Conservative MP Dominic Grieve, when he was attorney general, tried to argue that the UK was entitled to invoke the visa regime to allay concerns about other EU member states' residence cards, as some allegedly do not meet international security standards and are open to abuse.
But UK legislation requires an entry permit to be obtained before entry into the UK even where the authorities do not consider that the family member of an EU citizen may be involved in an abuse of rights or fraud.
The ruling could open Britain's borders to many non-EU nationals
ECJ judges said the fact that a member state is faced with a high number of cases of abuse of rights or fraud committed by non-EU nationals - as the UK claims - cannot justify a sweeping measure to exclude family members of EU citizens.
The judges said the UK is able to assess documentation for signs of fraud or abuse at the border and if fraud is proven they can exclude an individual.
But they added that the UK is "not permitted to determine the conditions for entry of persons who have a right of entry under EU law or to impose upon them extra conditions for entry or conditions other than those provided for by EU law".
A Government spokesman said: "The UK is disappointed with the judgment in this case. It is right to tackle fraud and the abuse of free movement rights.
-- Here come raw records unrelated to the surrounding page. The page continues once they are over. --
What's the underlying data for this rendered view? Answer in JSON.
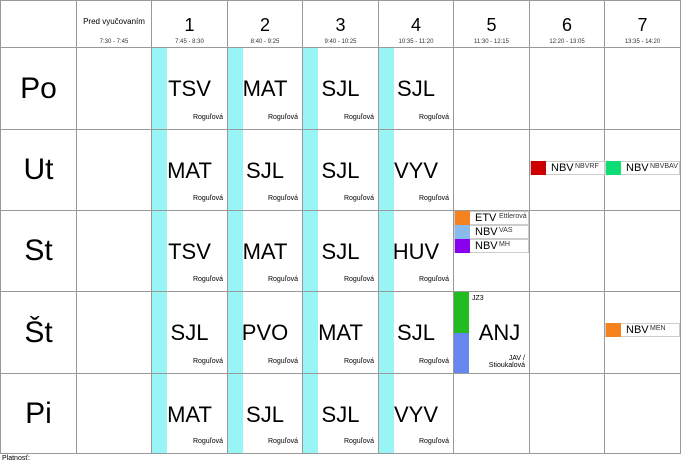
{
  "header": {
    "columns": [
      {
        "label": "Pred vyučovaním",
        "time": "7:30 - 7:45"
      },
      {
        "label": "1",
        "time": "7:45 - 8:30"
      },
      {
        "label": "2",
        "time": "8:40 - 9:25"
      },
      {
        "label": "3",
        "time": "9:40 - 10:25"
      },
      {
        "label": "4",
        "time": "10:35 - 11:20"
      },
      {
        "label": "5",
        "time": "11:30 - 12:15"
      },
      {
        "label": "6",
        "time": "12:20 - 13:05"
      },
      {
        "label": "7",
        "time": "13:35 - 14:20"
      }
    ]
  },
  "days": [
    {
      "day": "Po",
      "cells": [
        null,
        {
          "subject": "TSV",
          "teacher": "Roguľová"
        },
        {
          "subject": "MAT",
          "teacher": "Roguľová"
        },
        {
          "subject": "SJL",
          "teacher": "Roguľová"
        },
        {
          "subject": "SJL",
          "teacher": "Roguľová"
        },
        null,
        null,
        null
      ]
    },
    {
      "day": "Ut",
      "cells": [
        null,
        {
          "subject": "MAT",
          "teacher": "Roguľová"
        },
        {
          "subject": "SJL",
          "teacher": "Roguľová"
        },
        {
          "subject": "SJL",
          "teacher": "Roguľová"
        },
        {
          "subject": "VYV",
          "teacher": "Roguľová"
        },
        null,
        {
          "items": [
            {
              "subject": "NBV",
              "note": "NBVRF",
              "color": "#cc0000"
            }
          ]
        },
        {
          "items": [
            {
              "subject": "NBV",
              "note": "NBVBAV",
              "color": "#11dd77"
            }
          ]
        }
      ]
    },
    {
      "day": "St",
      "cells": [
        null,
        {
          "subject": "TSV",
          "teacher": "Roguľová"
        },
        {
          "subject": "MAT",
          "teacher": "Roguľová"
        },
        {
          "subject": "SJL",
          "teacher": "Roguľová"
        },
        {
          "subject": "HUV",
          "teacher": "Roguľová"
        },
        {
          "items": [
            {
              "subject": "ETV",
              "note": "Ettlerová",
              "color": "#f5821f"
            },
            {
              "subject": "NBV",
              "note": "VAS",
              "color": "#88bbee"
            },
            {
              "subject": "NBV",
              "note": "MH",
              "color": "#8800ee"
            }
          ]
        },
        null,
        null
      ]
    },
    {
      "day": "Št",
      "cells": [
        null,
        {
          "subject": "SJL",
          "teacher": "Roguľová"
        },
        {
          "subject": "PVO",
          "teacher": "Roguľová"
        },
        {
          "subject": "MAT",
          "teacher": "Roguľová"
        },
        {
          "subject": "SJL",
          "teacher": "Roguľová"
        },
        {
          "subject": "ANJ",
          "teacher": "JAV / Stioukalová",
          "groups": [
            {
              "label": "JZ3",
              "color": "#22bb22"
            },
            {
              "color": "#6688ee"
            }
          ]
        },
        null,
        {
          "items": [
            {
              "subject": "NBV",
              "note": "MEN",
              "color": "#f5821f"
            }
          ]
        }
      ]
    },
    {
      "day": "Pi",
      "cells": [
        null,
        {
          "subject": "MAT",
          "teacher": "Roguľová"
        },
        {
          "subject": "SJL",
          "teacher": "Roguľová"
        },
        {
          "subject": "SJL",
          "teacher": "Roguľová"
        },
        {
          "subject": "VYV",
          "teacher": "Roguľová"
        },
        null,
        null,
        null
      ]
    }
  ],
  "footer": "Platnosť:"
}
"As the case is still to return to the UK's High Court for a final judgment, it would be inappropriate to comment further at this time."
Britain is bound by the ECJ ruling.
Free movement rules have been at the heart of the debate over immigration in Britain and whether the country should remain a member of the EU.
In October, David Cameron promised tough new restrictions to stem the flow of EU citizens to Britain, including a block on EU migrants claiming welfare for the first four years after they arrive in the country.
However, the Prime Minister insisted he rules ''nothing out'' if British demands for change fall on deaf ears, and warned that welfare reforms will be an ''absolute requirement'' in the renegotiation that would be held ahead of his planned referendum on EU membership.